Изменчивость в культуре чая и память традиции
Китай называет себя родиной чая, чай культивируется на всей территории, климатически подходящей для его возделывания, то есть в 19 из 22-х современных провинций (включая Тайвань), а выражение «культура чая» (ча вэньхуа) приобретает всю большую известность во всем мире. Древнее сочетание вэнь-хуа, буквально «преобразования узора», означающее в современном китайском языке «культура», распространено гораздо шире, чем в русском и легко образует выражения типа «культура фамилий и имен» (синмин вэньхуа), «культура вина» (цзю вэньхуа). Но именно «культура чая» представляется одной из наиболее содержательных и показательных, поэтому представляется интересным рассмотреть «культуру чая» под углом бытования традиции в целом и особенностей этого процесса в Китае.
Строго говоря, Китай не является родиной чая. Чайное дерево в диком виде действительно издавна произрастало на территории нынешних китайских провинций Юньнань и Сычуань, которые однако, не были исконно китайскими и до сих пор отличаются весьма пестрым национальным составом. В древности эти районы испытывали влияние, по крайней мере, трех очагов цивилизаций — среднецентральноазиатского, китайского и индийского. Местные жители вероятнее всего употребляли листья чая, правда, скорее всего как еду или лекарственное снадобье, но никаких доказательств этого предоставить в настоящее время невозможно. И вполне возможно, что представители древних государств Ба и Шу (современная Сычуань) подносили чай чжоускому У-вану. Возможно и то, что в «Каноне стихов» (Ши цзин) описывалась именно горечь чая, а не осота. Но трактовки во всех этих случаях неоднозначны. По крайне мере, большинство современных ученых опровергают почти все упоминания из ранних источников (Ши цзин, Эр я), как относящиеся к чаю.

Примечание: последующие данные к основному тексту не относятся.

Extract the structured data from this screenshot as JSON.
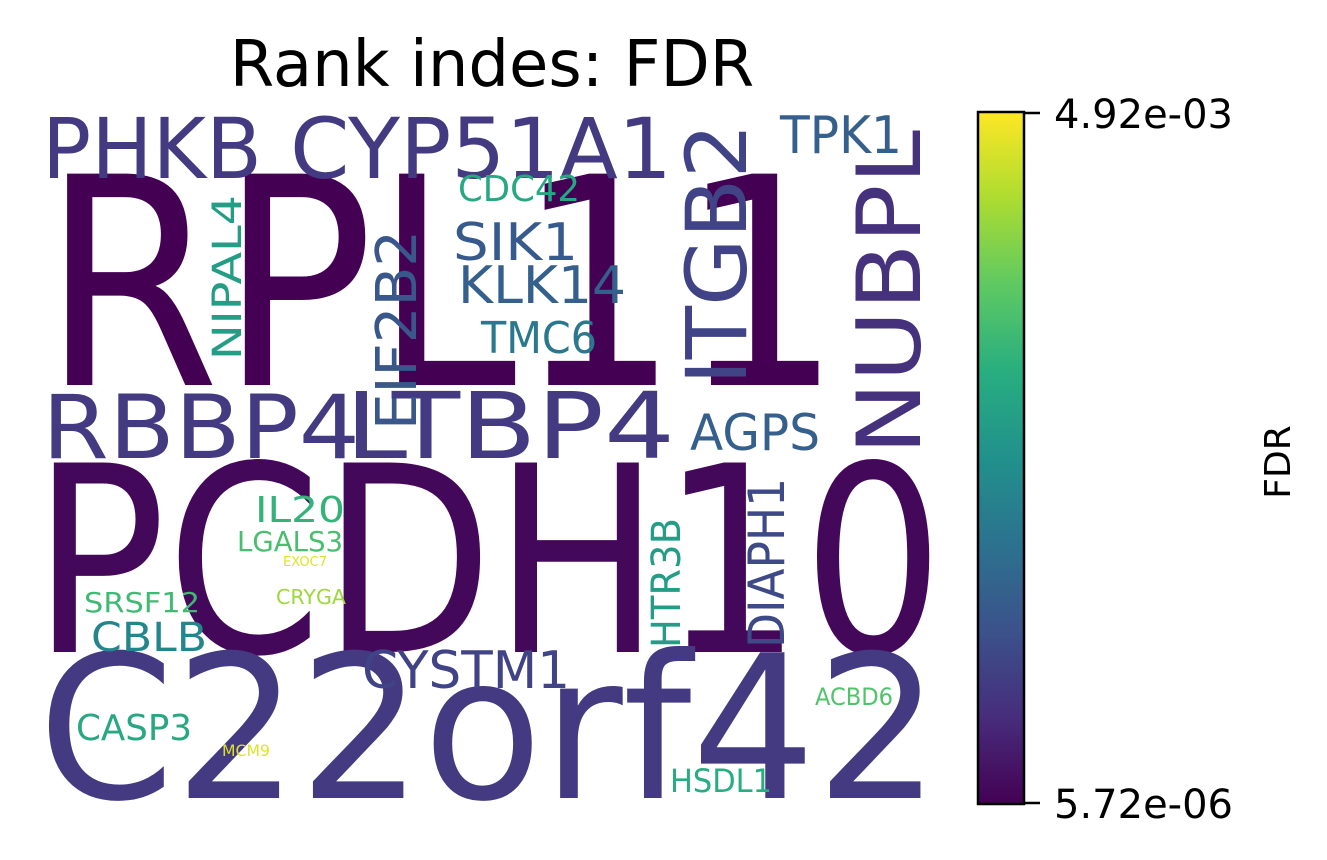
{
  "chart_data": {
    "type": "wordcloud",
    "title": "Rank indes: FDR",
    "colorbar": {
      "label": "FDR",
      "min_label": "5.72e-06",
      "max_label": "4.92e-03",
      "min": 5.72e-06,
      "max": 0.00492,
      "colormap": "viridis"
    },
    "words": [
      {
        "text": "RPL11",
        "fdr_fraction": 0.0
      },
      {
        "text": "PCDH10",
        "fdr_fraction": 0.02
      },
      {
        "text": "C22orf42",
        "fdr_fraction": 0.17
      },
      {
        "text": "PHKB",
        "fdr_fraction": 0.17
      },
      {
        "text": "CYP51A1",
        "fdr_fraction": 0.17
      },
      {
        "text": "RBBP4",
        "fdr_fraction": 0.17
      },
      {
        "text": "LTBP4",
        "fdr_fraction": 0.17
      },
      {
        "text": "ITGB2",
        "fdr_fraction": 0.2
      },
      {
        "text": "NUBPL",
        "fdr_fraction": 0.14
      },
      {
        "text": "TPK1",
        "fdr_fraction": 0.3
      },
      {
        "text": "EIF2B2",
        "fdr_fraction": 0.27
      },
      {
        "text": "SIK1",
        "fdr_fraction": 0.28
      },
      {
        "text": "KLK14",
        "fdr_fraction": 0.3
      },
      {
        "text": "CDC42",
        "fdr_fraction": 0.6
      },
      {
        "text": "NIPAL4",
        "fdr_fraction": 0.55
      },
      {
        "text": "TMC6",
        "fdr_fraction": 0.4
      },
      {
        "text": "AGPS",
        "fdr_fraction": 0.3
      },
      {
        "text": "DIAPH1",
        "fdr_fraction": 0.22
      },
      {
        "text": "HTR3B",
        "fdr_fraction": 0.55
      },
      {
        "text": "IL20",
        "fdr_fraction": 0.65
      },
      {
        "text": "LGALS3",
        "fdr_fraction": 0.7
      },
      {
        "text": "EXOC7",
        "fdr_fraction": 0.95
      },
      {
        "text": "CRYGA",
        "fdr_fraction": 0.85
      },
      {
        "text": "SRSF12",
        "fdr_fraction": 0.68
      },
      {
        "text": "CBLB",
        "fdr_fraction": 0.45
      },
      {
        "text": "CYSTM1",
        "fdr_fraction": 0.2
      },
      {
        "text": "CASP3",
        "fdr_fraction": 0.6
      },
      {
        "text": "MCM9",
        "fdr_fraction": 0.95
      },
      {
        "text": "ACBD6",
        "fdr_fraction": 0.72
      },
      {
        "text": "HSDL1",
        "fdr_fraction": 0.62
      }
    ]
  }
}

Первыми абсолютно достоверными свидетельствами чаепития на территории Китая пока остаются находки коробок с чаем из захоронений второго века до нашей эры в Мавандуе и Цзянлине, а также относящийся к 59 году до н.э. «Договор об отроке» (Тун юэ), купчая на мальчика-служку, в обязанности которого вменялось покупать чай и мыть чайную посуду. Именно в этот период, при династии Хань (206 г до н.э. - 220 г н.э.) намечается перелом в отношении к чаю, который воспринимается уже не просто как полезное для здоровья сырье для супчика типа шпината, а как волшебное лекарственное питье. В этом качестве чай получил широкое распространение на китайских землях, о чем свидетельствуют в частности и археологические находки. Территориальная экспансия чая довольно быстро набирала обороты, но значимым элементом традиции чай пока не становится. Позже отдельных ханьцев, например, Сыма Сянжу, упоминавшего чай в своей поэзии, или Ян Сюна, включившего в свой словарь диалектов статью о чае, причисляли к, «людям чая» (ча жэнь), и еще позже с их именами связали легенды по поводу употребления чая. И все-таки, они находились лишь на подступах к «культуре чая», на предварительном этапе превращения супа или снадобья в напиток, сравнимый и впоследствии постоянно сравниваемый с вином, а вернее крепким алкоголем цзю.
При Хань и в смутное время третьего-шестого веков чаепитие вместо винопития предпочиталось в высших слоях китайского общества, главным образом, либо из практических, либо из идеологических соображений. Во-первых, это непереносимость алкоголя отдельными представителями элиты при необходимости участвовать в социальных событиях. Во-вторых, благородная конфуцианская рачительность (цзянь) — чай был гораздо дешевле вина, и прием гостей чаем расценивался как своего рода идеологический манифест, заявление о приверженности скромной жизни в духе бережного отношения к общественному богатству. Об этом сохранились соответствующие записи и предания, получившие позже широкую известность, как, например, история о начальнике уезда Лу На, принимавшем прославленного генерала Се Аня. Племянник Лу На, увидев, что высокопоставленному гостю не предложили ничего, кроме чая и фруктов, по собственной инициативе устроил пышный банкет, за что позже был строго наказан дядей, не из скупости, а за «оскорбление чистых помыслов».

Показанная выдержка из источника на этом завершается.